For one, they’re still more than capable of banging out catchy little boozehound anthems in their sleep. It’s true Kaiser Chiefs albums always have at least one unbelievable earworm of a song that leaves listeners considering that what they’re hearing may in fact be the sound of the greatest British band of the past decade—for at least three minutes. Turns out that song is usually the first song on the album. “Little Shocks” lives up to its spot; ignore how “I wish I could give you undivided attention every minute every day but I can’t!” constitutes the catchiest chorus of 2012 thus far. It’s also a refreshingly paranoid sounding thing, a five-car pileup of jittery synth noises and crashing feedback far more Fear of Music (1979) than Parklife (1994). First US single “On the Run” and “Kind of Girl You Are” are more in keeping with the band’s M.O. (i.e., catchy hyper-activeness), with jump-prone frontman Ricky Wilson supplying “whoa-oh-oh” hooks out the wazoo, just as we’ve all come to expect.

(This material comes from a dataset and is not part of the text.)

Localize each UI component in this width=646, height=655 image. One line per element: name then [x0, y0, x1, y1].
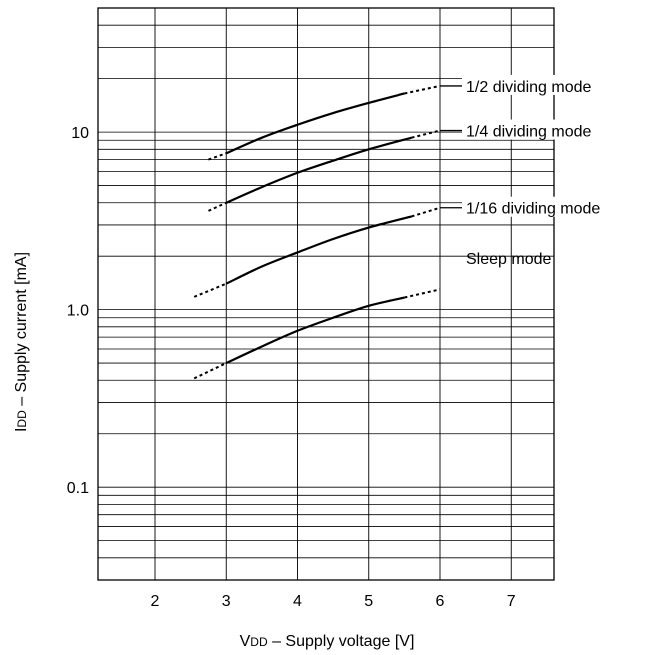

Even reduced to a proper ten songs, Revolution is still a bit front-loaded, if only because the band will never be as adept at slow atmosphere as they are upbeat rock, though the droning “Starts With Nothing” and Bowie pastiche of “Man On Mars” are good for a change of pace. But well done Kaiser Chiefs with your marketing gimmick: it got me listening to a catchy little Brit-rock album I would not have otherwise touched. You remain a heck of a singles band, Kaiser Chiefs, despite being considerably goofy bastards otherwise begging anyone with sense to dislike you. Every country deserves its own answer to the Dandy Warhols, I suppose.